Because pharmacists are well educated in both prescription and over-the-counter medications, Dr. Miller says they can help patients better understand their prescriptions, answer specific questions and address any concerns.
“Since rheumatologists often have limited time with patients, they might not be able to address all of the questions a patient has about their medications,” Dr. Miller says. “For example, many RA patients who are starting methotrexate for the first time want to know about potential side effects, how long it will take for the medication to start working and the difference between methotrexate pills and shots.”
Assisting with Prior Authorizations
Dr. Miller says another way pharmacists can free up physician time is by assisting with the prior authorization (PA) process for prescription medications.
“The process of obtaining a PA can be very time consuming,” Dr. Miller says.
Pharmacists assist in the process, and Ms. Ramey says they can also speed up the process.
“In a retrospective review of patient records followed in the rheumatology clinics at the University of Kentucky, we found that adding a pharmacist to initiate and track the PA process decreased the time to PA from 52 days to 6.43 days,” Ms. Ramey says, citing an abstract that she and her colleagues presented at the 2017 ACR/ARHP Annual Meeting.2
Assisting with the PA process also allows pharmacists to determine if the patient is able to afford the medication, says Dr.
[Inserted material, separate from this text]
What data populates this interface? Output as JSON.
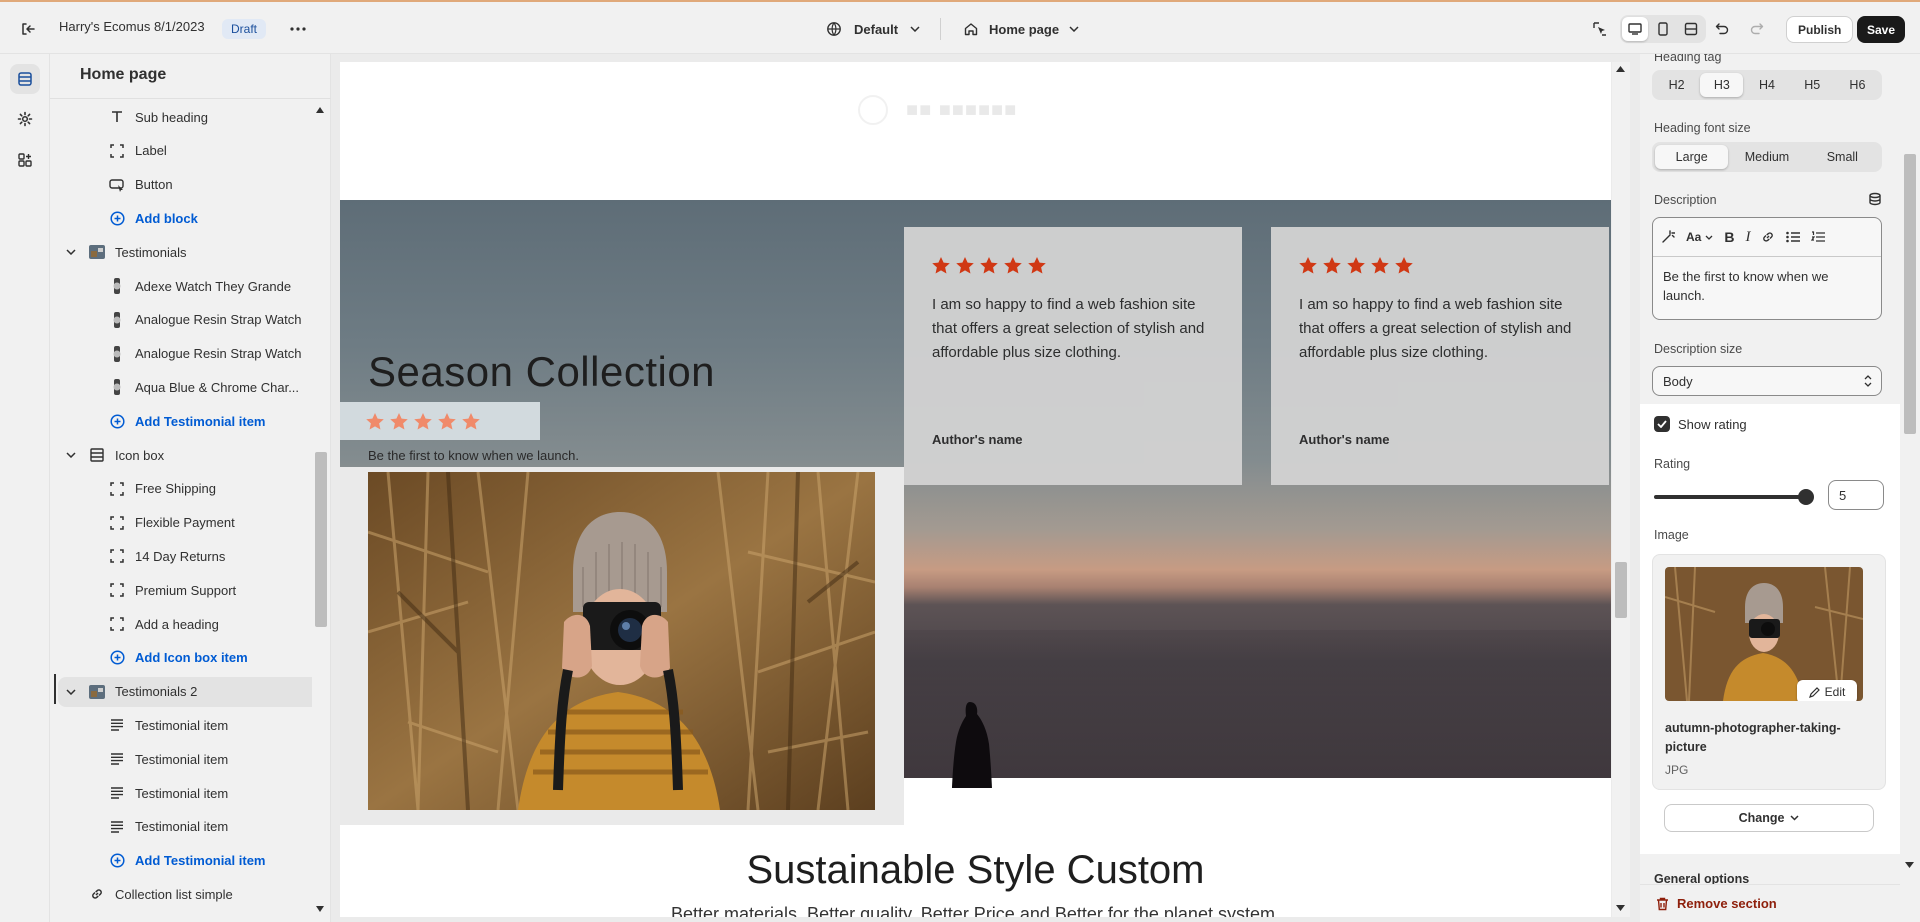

Farrell.
“We try to find the right balance between the right medication for the patient based on their clinical status and the affordability of their insurance,” she says.
Thanks to the expansion of electronic prior authorization (ePA) by the National Council for Prescription Drug Programs, many pharmacists can now electronically initiate and handle pre-approval or prior authorization (PA) with health plans in real time, which expedites the dispensing of prescriptions.